Snobby French waiters the world over may have less reason to turn up their noses. S. Pellegrino's annual list of the world's 50 best restaurants is out, and the traditional seat of culinary excellence fared remarkably poor, with no restaurants among the top 10 and only three in the top 20.
Last year, France placed two restaurants in the top 10. By contrast, this year Spain garnered the No. 2, 4, 5 and 9 spots, while the U.S. got Nos. 7, 8 and 10.
The best France could do in the latest rankings was No. 11 for Le Chateaubriand in Paris. Noma of Denmark grabbed the top spot, while the highest-ranked U.S. restaurant was Chicago's Alinea, at No. 7.
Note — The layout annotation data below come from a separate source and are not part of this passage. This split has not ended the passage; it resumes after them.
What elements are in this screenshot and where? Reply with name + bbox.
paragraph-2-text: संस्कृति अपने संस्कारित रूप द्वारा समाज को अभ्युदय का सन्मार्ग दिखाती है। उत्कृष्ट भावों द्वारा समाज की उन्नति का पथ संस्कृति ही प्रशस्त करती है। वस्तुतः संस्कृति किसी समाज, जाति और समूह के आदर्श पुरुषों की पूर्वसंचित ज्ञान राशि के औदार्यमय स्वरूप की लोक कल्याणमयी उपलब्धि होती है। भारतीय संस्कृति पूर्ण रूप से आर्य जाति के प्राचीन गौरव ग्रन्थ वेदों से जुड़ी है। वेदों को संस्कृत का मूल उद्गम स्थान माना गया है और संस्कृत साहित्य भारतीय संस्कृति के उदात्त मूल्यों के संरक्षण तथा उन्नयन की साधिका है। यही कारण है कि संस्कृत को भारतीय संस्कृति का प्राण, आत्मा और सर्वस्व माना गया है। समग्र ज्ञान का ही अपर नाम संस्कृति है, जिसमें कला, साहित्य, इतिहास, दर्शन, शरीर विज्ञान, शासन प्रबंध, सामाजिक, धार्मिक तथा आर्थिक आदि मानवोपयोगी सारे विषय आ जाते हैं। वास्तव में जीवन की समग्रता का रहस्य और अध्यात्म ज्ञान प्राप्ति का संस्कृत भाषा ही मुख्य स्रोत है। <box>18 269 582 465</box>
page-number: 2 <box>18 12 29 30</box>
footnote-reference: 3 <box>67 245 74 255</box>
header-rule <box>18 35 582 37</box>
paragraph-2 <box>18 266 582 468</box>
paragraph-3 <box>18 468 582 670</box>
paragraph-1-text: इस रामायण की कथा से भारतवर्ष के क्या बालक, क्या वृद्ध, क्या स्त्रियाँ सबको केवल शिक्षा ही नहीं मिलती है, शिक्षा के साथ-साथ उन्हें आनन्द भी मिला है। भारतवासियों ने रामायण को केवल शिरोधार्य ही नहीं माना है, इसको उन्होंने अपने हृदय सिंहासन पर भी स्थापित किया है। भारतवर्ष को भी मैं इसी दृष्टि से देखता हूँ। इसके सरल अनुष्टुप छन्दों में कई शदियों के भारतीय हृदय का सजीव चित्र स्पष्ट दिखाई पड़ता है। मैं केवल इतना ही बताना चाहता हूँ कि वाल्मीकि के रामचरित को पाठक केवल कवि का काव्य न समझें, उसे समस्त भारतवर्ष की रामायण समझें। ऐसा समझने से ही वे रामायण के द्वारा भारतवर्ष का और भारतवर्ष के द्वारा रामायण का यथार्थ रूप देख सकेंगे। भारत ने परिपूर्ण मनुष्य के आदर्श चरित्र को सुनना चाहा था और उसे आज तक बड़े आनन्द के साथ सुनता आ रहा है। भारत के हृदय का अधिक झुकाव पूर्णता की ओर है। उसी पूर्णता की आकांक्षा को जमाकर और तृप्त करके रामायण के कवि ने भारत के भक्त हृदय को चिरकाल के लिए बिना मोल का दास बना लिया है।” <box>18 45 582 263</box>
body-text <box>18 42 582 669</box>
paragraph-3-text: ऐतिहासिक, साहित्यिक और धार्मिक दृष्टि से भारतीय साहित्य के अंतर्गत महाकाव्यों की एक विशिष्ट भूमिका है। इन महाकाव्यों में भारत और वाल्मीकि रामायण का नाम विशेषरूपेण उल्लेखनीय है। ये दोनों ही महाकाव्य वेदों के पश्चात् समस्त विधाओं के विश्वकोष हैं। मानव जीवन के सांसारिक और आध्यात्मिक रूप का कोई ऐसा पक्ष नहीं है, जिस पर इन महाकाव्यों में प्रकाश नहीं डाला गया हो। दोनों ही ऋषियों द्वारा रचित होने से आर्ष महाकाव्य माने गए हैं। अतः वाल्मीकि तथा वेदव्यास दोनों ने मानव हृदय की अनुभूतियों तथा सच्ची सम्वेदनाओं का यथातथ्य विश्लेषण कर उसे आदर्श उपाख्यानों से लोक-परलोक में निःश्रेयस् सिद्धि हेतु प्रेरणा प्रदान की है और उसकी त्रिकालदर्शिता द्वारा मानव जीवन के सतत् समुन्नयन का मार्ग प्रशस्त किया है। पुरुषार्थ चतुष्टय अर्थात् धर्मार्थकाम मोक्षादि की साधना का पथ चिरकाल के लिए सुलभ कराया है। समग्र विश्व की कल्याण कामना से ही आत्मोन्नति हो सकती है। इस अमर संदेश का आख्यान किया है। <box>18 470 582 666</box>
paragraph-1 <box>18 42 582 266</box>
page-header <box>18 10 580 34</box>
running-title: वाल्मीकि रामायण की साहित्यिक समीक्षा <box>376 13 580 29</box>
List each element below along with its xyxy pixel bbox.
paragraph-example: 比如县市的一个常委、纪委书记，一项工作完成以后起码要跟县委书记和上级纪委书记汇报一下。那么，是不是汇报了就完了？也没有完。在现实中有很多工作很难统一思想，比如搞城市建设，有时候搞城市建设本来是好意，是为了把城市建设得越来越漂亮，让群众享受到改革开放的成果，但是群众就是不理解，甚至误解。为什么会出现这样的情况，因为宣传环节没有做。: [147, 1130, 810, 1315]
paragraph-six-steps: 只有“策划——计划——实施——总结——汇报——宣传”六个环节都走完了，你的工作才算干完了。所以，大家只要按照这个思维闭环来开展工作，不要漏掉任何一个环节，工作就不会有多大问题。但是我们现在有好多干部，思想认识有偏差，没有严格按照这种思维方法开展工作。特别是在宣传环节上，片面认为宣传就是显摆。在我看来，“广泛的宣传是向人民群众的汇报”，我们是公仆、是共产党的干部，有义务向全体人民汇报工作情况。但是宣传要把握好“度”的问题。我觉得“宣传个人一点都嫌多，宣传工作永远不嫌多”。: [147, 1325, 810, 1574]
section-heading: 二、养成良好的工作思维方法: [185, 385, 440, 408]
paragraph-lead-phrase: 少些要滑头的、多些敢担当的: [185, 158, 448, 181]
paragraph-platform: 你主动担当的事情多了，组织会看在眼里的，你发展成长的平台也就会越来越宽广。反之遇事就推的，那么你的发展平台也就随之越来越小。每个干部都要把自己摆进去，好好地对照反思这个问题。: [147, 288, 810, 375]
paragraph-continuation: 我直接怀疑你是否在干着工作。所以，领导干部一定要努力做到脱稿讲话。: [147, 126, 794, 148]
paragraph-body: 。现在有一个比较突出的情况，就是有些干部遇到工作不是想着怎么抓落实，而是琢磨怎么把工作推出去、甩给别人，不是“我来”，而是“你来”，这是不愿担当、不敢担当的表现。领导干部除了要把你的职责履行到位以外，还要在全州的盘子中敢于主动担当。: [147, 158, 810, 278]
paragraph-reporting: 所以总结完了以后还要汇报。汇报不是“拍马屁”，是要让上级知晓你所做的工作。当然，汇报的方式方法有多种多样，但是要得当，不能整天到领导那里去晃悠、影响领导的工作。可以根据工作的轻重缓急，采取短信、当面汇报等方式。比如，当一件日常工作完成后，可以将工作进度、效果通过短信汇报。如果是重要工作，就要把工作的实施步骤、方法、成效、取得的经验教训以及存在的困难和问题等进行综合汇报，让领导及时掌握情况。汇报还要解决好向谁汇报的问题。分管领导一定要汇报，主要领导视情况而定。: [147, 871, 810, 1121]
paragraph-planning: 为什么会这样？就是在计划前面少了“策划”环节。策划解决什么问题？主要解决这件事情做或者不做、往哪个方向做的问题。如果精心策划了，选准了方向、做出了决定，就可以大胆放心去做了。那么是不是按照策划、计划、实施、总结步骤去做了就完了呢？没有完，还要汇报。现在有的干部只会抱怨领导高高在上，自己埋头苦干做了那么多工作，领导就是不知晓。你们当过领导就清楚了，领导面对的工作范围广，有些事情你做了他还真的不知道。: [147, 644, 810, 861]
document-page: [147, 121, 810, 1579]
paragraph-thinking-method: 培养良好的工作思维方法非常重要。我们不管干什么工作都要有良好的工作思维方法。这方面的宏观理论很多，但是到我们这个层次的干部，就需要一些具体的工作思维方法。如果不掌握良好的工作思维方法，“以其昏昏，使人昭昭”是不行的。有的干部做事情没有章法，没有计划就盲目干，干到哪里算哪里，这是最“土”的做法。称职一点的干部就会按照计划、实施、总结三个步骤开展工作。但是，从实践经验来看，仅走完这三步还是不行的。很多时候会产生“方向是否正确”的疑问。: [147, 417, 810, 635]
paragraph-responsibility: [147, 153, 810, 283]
Peter Kreiner, director of the restaurant Noma in Copenhagen, Denmark, displays his best restaurant award on April 27, 2010. Casper Christoffersen, AFP / Getty Images Noma, a restaurant in Copenhagen, Denmark, tops S. Pellegrino's list of best restaurants for 2010. Here, Noma director Peter Kreiner displays the award. For years, French cuisine was the epitome of good food, from three-star restaurants to peasant baguettes, bountiful wines and legendary Camembert. But over the past two decades, some have begun to wonder if the bastion of Old World excellence epitomized by such legendary figures as Auguste Escoffier has begun to crumble amid today's changing tastes.
The first major chink in France's gastronomic armor was exposed in 1976, when a Francophile British wine merchant named Steven Spurrier organized a blind taste test between a selection of California and French wines. In a huge upset, California wines won in every category.
Since then, chefs from countries like England and Spain have gained notoriety, but France's star has started to fade. Throughout the '90s and into this century, American tastes matured as farmers markets expanded and celebrity chef culture gave a new generation a reason to get in front of the stove. Meanwhile, France seemed to be moving toward McDonald's and microwaves.
As early as 1991, The New York Times wondered whether France was on its way down from the top of the food world, and in 1997 The New Yorker's Adam Gopnik wrote an article asking, "Is there a crisis in French cooking?"
In his recent book, "Au Revoir All That: Food, Wine and the End of France," Slate wine blogger and admitted Francophile Michael Steinberger examines that question, chronicling what he perceives as the ultimate decline of French pre-eminence in the culinary world. Steinberger argues that a precarious economic environment, coupled with modern, high-speed globalization, is behind the fall from grace.
"Governments of the left and the right have served up the same toxic stew -- anemic growth, chronically high unemployment, stagnant living standards, crippling levels of regulation and taxation, and the culinary arts have suffered grievously as a result," Steinberger told Zesterdaily in December. France, he notes, became McDonald's second most profitable market in 2007.
Some, however, are less inclined to doom and gloom, and question whether a French culinary tradition that survived centuries of revolution and war has truly been licked by modern globalization.
At food and wine blog "Waitrose," Felipe Fernandez-Armesto writes, "One country can no longer dominate the tables of the world, or even the West, but centuries of passion are not easily effaced. The French have accommodated every crisis of the past, without ever compromising on quality. At the world's table today, their hegemony may be unsustainable, but their excellence is unshaken."